Many other courts have made similar conclusions regarding a fiduciary determination at the motion to dismiss stage. See e.g., West v. WellPoint, Inc., 2011 WL 1258022 at *10 (S.D. Ind. Mar. 30, 2011); Patten v. N. Trust Co., 703 F.Supp.2d 799 at 808-09 (N.D. Ill. 2010); NIBCO, Inc. v. American Funds Service Co., 2009 WL 3756481, at *3 (S.D. Ind. Nov. 6, 2009) (holding that discretionary control of a fiduciary is not an issue to be determined by a motion to dismiss); George v. Kraft Foods Global, Inc., 2009 WL 4884027, at *14 (N.D. Ill. Dec. 17, 2009); Porterfield v. Orecchio, 2008 WL 130921, at *3 (N.D. Ill. Jan. 9, 2008); Smith v. Aon Corp., 2006 WL 1006052, at *4 (N.D. Ill. Apr. 12, 2006). In this case, SLC has sufficiently alleged facts in order to overcome a motion to dismiss, which is all that is required at this stage. Active Disposal, 635 F.3d at 886.

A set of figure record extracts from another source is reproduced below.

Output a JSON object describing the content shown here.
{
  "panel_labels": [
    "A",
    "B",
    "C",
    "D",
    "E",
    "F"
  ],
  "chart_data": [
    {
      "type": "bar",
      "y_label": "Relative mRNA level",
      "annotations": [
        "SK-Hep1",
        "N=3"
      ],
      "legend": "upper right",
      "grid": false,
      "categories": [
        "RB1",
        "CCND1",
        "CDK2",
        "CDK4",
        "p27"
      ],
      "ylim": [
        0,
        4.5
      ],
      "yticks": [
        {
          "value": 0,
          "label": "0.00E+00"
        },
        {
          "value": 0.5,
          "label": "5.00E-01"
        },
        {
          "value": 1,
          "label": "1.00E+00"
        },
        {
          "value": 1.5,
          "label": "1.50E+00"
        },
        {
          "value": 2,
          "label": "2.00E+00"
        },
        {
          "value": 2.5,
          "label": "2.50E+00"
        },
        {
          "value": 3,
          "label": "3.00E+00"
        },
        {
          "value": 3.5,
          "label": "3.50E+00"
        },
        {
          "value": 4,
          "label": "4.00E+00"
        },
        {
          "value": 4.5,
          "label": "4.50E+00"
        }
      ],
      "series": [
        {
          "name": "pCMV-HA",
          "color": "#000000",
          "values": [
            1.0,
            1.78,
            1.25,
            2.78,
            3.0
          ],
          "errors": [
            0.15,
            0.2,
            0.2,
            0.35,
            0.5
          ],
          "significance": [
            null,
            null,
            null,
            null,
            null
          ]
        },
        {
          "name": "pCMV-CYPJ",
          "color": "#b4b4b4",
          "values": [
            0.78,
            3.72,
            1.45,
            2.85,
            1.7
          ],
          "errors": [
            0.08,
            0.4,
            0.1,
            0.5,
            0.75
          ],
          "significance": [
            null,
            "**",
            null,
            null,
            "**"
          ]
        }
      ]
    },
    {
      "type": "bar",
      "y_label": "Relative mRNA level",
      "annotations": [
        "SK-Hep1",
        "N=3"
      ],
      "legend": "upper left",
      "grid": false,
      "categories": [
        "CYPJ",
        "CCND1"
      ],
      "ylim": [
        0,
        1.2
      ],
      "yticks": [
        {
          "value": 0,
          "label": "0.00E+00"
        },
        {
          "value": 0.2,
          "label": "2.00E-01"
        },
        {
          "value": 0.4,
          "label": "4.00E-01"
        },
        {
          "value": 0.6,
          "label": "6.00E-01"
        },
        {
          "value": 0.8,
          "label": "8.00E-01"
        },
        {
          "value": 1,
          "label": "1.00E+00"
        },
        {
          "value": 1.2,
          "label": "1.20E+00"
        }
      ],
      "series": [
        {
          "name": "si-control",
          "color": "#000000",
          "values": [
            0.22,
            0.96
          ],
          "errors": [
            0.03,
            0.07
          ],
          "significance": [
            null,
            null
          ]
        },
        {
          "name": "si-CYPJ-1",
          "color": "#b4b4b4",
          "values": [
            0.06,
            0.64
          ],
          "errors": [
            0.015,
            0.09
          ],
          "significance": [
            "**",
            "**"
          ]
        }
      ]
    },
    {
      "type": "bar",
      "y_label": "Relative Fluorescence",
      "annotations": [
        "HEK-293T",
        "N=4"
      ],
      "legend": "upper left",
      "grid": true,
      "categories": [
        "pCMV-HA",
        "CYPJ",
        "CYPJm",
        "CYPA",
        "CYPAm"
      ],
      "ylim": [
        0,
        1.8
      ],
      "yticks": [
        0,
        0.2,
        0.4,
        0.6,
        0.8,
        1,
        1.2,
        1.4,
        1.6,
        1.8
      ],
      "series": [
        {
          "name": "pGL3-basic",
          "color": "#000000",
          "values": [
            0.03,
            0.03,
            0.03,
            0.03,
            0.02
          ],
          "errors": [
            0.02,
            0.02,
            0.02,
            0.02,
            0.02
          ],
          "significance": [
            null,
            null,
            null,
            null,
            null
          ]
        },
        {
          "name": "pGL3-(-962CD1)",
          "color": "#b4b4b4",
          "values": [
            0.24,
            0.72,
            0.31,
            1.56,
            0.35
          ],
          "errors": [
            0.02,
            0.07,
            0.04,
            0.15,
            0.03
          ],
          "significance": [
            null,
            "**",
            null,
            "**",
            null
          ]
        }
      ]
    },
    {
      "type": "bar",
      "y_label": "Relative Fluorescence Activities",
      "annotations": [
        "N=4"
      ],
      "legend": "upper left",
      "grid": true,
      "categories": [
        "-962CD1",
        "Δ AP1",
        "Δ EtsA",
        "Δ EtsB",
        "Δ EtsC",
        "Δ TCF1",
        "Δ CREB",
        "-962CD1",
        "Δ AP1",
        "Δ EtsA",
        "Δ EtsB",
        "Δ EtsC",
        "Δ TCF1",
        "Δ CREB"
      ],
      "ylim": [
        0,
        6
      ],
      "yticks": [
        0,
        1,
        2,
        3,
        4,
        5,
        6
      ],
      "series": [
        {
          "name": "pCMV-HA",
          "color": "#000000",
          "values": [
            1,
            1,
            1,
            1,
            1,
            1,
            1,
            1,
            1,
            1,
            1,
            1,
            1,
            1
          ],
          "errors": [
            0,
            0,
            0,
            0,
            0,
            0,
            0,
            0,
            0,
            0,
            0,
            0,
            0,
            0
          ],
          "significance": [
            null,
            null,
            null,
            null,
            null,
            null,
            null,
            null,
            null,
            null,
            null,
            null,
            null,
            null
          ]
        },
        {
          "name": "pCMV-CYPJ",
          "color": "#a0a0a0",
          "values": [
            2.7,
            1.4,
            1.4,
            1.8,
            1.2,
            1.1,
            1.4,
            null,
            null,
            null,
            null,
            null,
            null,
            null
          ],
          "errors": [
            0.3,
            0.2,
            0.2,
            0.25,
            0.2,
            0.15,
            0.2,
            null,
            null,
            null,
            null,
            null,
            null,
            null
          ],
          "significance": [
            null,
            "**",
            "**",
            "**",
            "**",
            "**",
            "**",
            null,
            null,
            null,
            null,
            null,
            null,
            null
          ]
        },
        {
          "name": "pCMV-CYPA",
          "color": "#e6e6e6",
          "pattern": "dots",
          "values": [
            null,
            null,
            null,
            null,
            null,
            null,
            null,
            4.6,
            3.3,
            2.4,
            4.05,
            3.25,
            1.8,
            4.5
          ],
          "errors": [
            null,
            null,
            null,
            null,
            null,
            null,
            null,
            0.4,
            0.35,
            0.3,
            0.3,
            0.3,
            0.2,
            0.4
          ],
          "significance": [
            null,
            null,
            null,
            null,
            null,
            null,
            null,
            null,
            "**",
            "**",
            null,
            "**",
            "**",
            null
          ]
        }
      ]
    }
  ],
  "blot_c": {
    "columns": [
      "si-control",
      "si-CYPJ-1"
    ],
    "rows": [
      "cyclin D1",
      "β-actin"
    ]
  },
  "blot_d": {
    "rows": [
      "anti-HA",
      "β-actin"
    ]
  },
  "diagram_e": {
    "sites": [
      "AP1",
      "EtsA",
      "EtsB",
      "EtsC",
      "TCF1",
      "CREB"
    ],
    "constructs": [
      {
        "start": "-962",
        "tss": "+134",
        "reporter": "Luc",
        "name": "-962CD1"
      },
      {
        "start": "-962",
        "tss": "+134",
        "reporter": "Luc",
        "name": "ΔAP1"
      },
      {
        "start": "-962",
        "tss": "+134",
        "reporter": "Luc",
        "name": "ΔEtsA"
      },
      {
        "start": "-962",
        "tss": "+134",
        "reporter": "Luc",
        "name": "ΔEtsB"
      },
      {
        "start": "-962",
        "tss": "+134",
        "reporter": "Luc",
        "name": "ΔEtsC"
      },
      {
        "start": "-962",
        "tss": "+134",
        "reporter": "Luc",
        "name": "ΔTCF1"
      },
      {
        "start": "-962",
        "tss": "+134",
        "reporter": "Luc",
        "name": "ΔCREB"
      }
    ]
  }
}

Furthermore, the ASA alone is not dispositive as to whether a fiduciary relationship existed. As ERISA provides, "any provision in an agreement or instrument which purports to relieve a fiduciary from responsibility or liability for any responsibility, obligation, or duty under this part shall be void as against public policy." 29 U.S.C. § 1110(a). Here again, the question before the Court is a factual one addressing the nature of the responsibilities in the ASA, as well as the actual performance of the parties. See, e.g., Spine Surgery Assocs. & Discovery Imaging, PC v. INDECS Corp., 50 F.Supp.3d 647, 655-56 (D.N.J. 2014) (in which parties had a contract which included language to limit fiduciary status, but the court held that the parties' performance indicated discretional authority and the contract language could not limit the fiduciary status). In this case, because a factual analysis is needed to determine if KBA was a fiduciary under ERISA, KBA's Motion to Dismiss is denied.

IV.

CONCLUSION

SLC's Complaint plausibly pleads a breach of fiduciary duty under ERISA. Accordingly, the Court DENIES KBA's Partial Motion to Dismiss. Filing No. [35].